Le groupe de réflexion Soufan, basé aux Etats-Unis, estime en effet que la crise d’Alep a ravivé les tensions entre la Russie et la Turquie, « du moins à un niveau populaire », et a ralenti la normalisation des relations entre ces deux pays.

« Le président turc Recep Tayyip Erdogan pourrait avoir senti que c’était dans l’intérêt de la Turquie de se rapprocher de la Russie, mais de nombreux Turcs -pour qui la guerre en Syrie représente bien plus qu’un jeu d’influences géopolitiques- ont été scandalisés par Alep », explique Soufan.

Dès que Bachar al-Assad est apparu sur le point de reprendre la totalité d’Alep, des manifestations ont eu lieu quasi-quotidiennement devant l’ambassade et le consulat de Russie en Turquie, la semaine ayant précédé l’assassinat d’Andreï Karlov.

A la frontière syrienne, l’ONG islamique turque IHH a encadré des manifestations pendant lesquelles la foule scandait « Russie, Assassin, dégage de Syrie ! ».

« Nous ne laisserons pas nos frères entre les mains des tyrans », a confié à l’AFP Kubra, une jeune manifestante, faisant référence aux alliés russe et iranien de Damas.

Muets

L’assassinat de l’ambassadeur russe pourrait bien être un « acte isolé » qui en inspirerait d’autres, a dit à l’AFP Dominique Moïsi, conseiller spécial de l’Institut Montaigne, un groupe de réflexion basé à Paris.

« Je ne crois pas qu’il y aura de conséquences considérables », poursuit-il. « Mais sur un plan symbolique, cela montre que ce qui se passe à Alep ne passe pas auprès d’une partie de la population musulmane. »

Selon lui, « les morts d’Alep vont hanter longtemps la scène internationale. »

La Russie et la Turquie ont entamé en août un processus de normalisation de leurs relations après une grave crise née de la destruction d’un avion militaire russe par l’aviation turque en novembre 2015 au-dessus de la frontière syro-turque.

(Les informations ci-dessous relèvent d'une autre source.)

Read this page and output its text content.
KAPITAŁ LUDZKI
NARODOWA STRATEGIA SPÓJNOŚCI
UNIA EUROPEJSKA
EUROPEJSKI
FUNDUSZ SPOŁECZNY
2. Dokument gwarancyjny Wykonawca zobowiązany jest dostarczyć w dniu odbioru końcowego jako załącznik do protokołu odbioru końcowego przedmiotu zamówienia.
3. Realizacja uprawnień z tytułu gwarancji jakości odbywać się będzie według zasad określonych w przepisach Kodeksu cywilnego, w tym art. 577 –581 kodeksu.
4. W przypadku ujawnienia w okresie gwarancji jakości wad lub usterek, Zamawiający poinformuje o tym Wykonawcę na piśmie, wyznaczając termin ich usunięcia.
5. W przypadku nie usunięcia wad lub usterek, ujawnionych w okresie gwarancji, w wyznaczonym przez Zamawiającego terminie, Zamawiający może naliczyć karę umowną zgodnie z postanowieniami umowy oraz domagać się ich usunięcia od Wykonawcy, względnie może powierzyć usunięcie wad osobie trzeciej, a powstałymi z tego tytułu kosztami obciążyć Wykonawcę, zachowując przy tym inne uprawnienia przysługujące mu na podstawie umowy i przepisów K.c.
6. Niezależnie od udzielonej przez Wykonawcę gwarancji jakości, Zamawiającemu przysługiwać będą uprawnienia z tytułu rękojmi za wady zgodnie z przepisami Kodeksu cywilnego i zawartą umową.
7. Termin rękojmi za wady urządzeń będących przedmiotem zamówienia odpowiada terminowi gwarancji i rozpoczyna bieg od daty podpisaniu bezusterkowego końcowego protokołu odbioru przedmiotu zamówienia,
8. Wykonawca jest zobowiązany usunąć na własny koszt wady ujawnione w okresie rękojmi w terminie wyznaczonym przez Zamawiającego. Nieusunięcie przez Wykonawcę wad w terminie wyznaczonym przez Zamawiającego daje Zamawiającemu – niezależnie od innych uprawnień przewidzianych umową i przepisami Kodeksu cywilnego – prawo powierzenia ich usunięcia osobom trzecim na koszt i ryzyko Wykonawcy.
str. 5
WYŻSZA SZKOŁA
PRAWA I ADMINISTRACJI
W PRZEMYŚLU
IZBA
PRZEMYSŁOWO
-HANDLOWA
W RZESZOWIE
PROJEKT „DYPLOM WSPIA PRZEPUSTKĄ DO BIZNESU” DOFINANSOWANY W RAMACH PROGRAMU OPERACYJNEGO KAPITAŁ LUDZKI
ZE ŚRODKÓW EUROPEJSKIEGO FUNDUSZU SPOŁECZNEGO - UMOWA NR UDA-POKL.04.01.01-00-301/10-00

Ces derniers mois, le président Erdogan est resté largement muet au sujet des raids russes en Syrie, qui acculent pourtant à la frontière turque des civils ainsi que les rebelles soutenus par Ankara.

De son côté, la Russie s’est gardée de critiquer l’offensive déclenchée par la Turquie en Syrie en août avec l’objectif de « nettoyer » sa frontière de groupes qu’elle considère comme terroristes, tels que l’organisation Etat islamique et les milices kurdes.

Un responsable turc avait pourtant nié lundi l’existence d’un quelconque marché « secret » avec la Russie sur l’avenir de la Syrie, affirmant que les deux parties se sont accordées pour « ne pas être d’accord » sur la question centrale du sort du président Assad.

Aykan Erdemir, de la Fondation pour la Défense de la démocratie basée à Washington, estime qu’Ankara « marche sur la corde raide en tentant de trouver un modus vivendi avec la Russie en Syrie », alors que les partisans de l’AKP voient d’un mauvais oeil le soutien apporté par Moscou au régime du président Assad.

« Quand on voit les manifestations à Istanbul contre la Russie et l’Iran et en soutien à Alep, on voit que les partisans zélés de l’AKP y sont », explique-t-il.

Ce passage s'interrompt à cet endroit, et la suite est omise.